Casele H L, Laifer S A
Division of Maternal Fetal Medicine, Northwestern University Medical School, Evanston Hospital, IL 60201, USA.
Semin Perinatol. 1998 Apr;22(2):149-55. doi: 10.1016/s0146-0005(98)80047-5.
This article reviews the reported experience with pregnancy after liver transplantation and describes obstetric risks and medical issues that the maternal fetal medicine specialist has a reference for managing these pregnancies and for providing appropriate preconception counseling.
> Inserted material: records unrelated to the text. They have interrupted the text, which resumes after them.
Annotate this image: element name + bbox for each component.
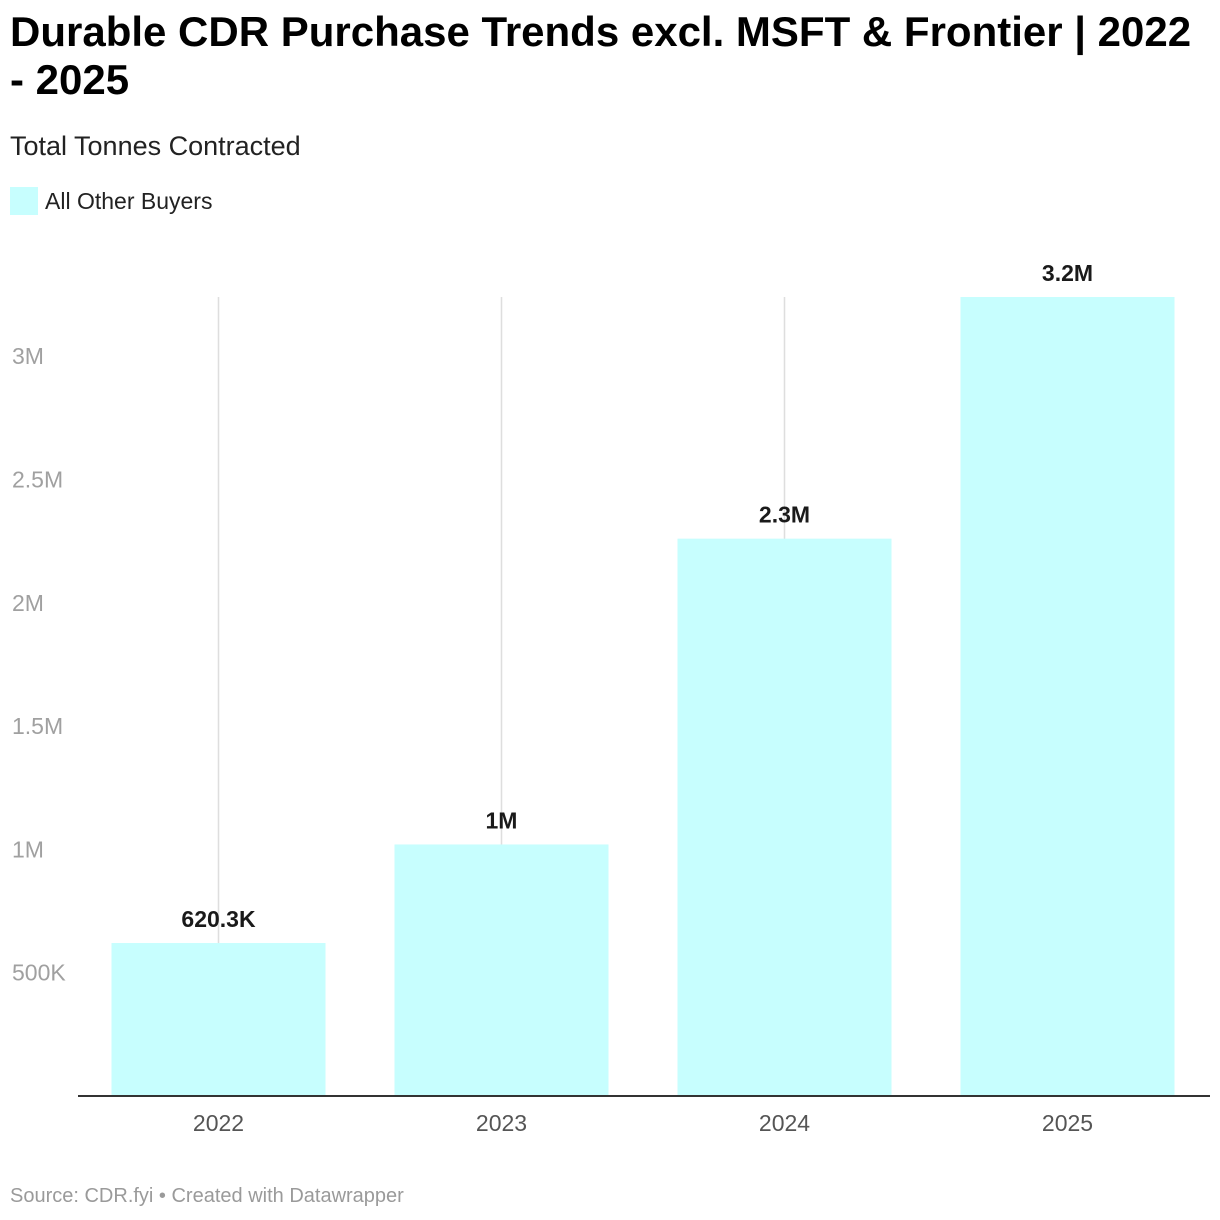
y-tick-label: 2.5M bbox=[12, 466, 63, 492]
source-credit: Source: CDR.fyi • Created with Datawrapp… bbox=[10, 1185, 404, 1207]
bars bbox=[111, 297, 1175, 1096]
value-label-2022: 620.3K bbox=[181, 906, 256, 932]
value-label-2024: 2.3M bbox=[759, 502, 810, 528]
legend-label: All Other Buyers bbox=[45, 188, 213, 214]
value-labels: 620.3K 1M 2.3M 3.2M bbox=[181, 260, 1093, 932]
gridlines bbox=[217, 297, 1069, 1096]
y-tick-label: 3M bbox=[12, 343, 44, 369]
chart-subtitle: Total Tonnes Contracted bbox=[10, 131, 301, 161]
legend: All Other Buyers bbox=[10, 187, 212, 215]
x-tick-label-2022: 2022 bbox=[193, 1110, 244, 1136]
x-tick-label-2024: 2024 bbox=[759, 1110, 810, 1136]
bar-2023 bbox=[394, 844, 609, 1096]
x-axis-ticks: 2022 2023 2024 2025 bbox=[193, 1110, 1093, 1136]
value-label-2025: 3.2M bbox=[1042, 260, 1093, 286]
x-tick-label-2025: 2025 bbox=[1042, 1110, 1093, 1136]
chart-title: Durable CDR Purchase Trends excl. MSFT &… bbox=[10, 8, 1192, 103]
value-label-2023: 1M bbox=[486, 807, 518, 833]
x-tick-label-2023: 2023 bbox=[476, 1110, 527, 1136]
bar-2024 bbox=[677, 538, 892, 1096]
y-tick-label: 1M bbox=[12, 836, 44, 862]
y-tick-label: 500K bbox=[12, 960, 66, 986]
bar-2025 bbox=[960, 297, 1175, 1096]
legend-swatch bbox=[10, 187, 38, 215]
y-tick-label: 2M bbox=[12, 590, 44, 616]
y-axis-ticks: 500K 1M 1.5M 2M 2.5M 3M bbox=[12, 343, 66, 986]
y-tick-label: 1.5M bbox=[12, 713, 63, 739]
bar-2022 bbox=[111, 943, 326, 1096]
Women who undergo liver transplantations have a higher risk of preeclampsia, worsening hypertension, preterm premature rupture of membranes, anemia, small for gestational age, preterm delivery, and cesarean section than the normal obstetric population. Women with preconceptional renal dysfunction appear to be at greatest risk for pregnancy complications. Women who conceived within 6 months of transplant had a high risk of rejection. Reproductive-aged recipients of liver allograft should receive contraception and preconception counseling. In an appropriately timed and planned pregnancy, women who undergo liver transplantations can have successful pregnancies with little risk to their allograft function.
本文回顾了肝移植术后妊娠的相关报道经验,并描述了产科风险和医学问题,以便母胎医学专家在管理这些妊娠以及提供适当的孕前咨询时有参考依据。接受肝移植的女性发生子痫前期、高血压病情恶化、胎膜早破、贫血、小于胎龄儿、早产和剖宫产的风险高于正常产科人群。孕前存在肾功能不全的女性似乎发生妊娠并发症的风险最高。移植后6个月内怀孕的女性排斥反应风险较高。育龄期肝移植受者应接受避孕和孕前咨询。在适时且计划好的妊娠中,接受肝移植的女性可以成功妊娠,且对其移植肝功能的风险很小。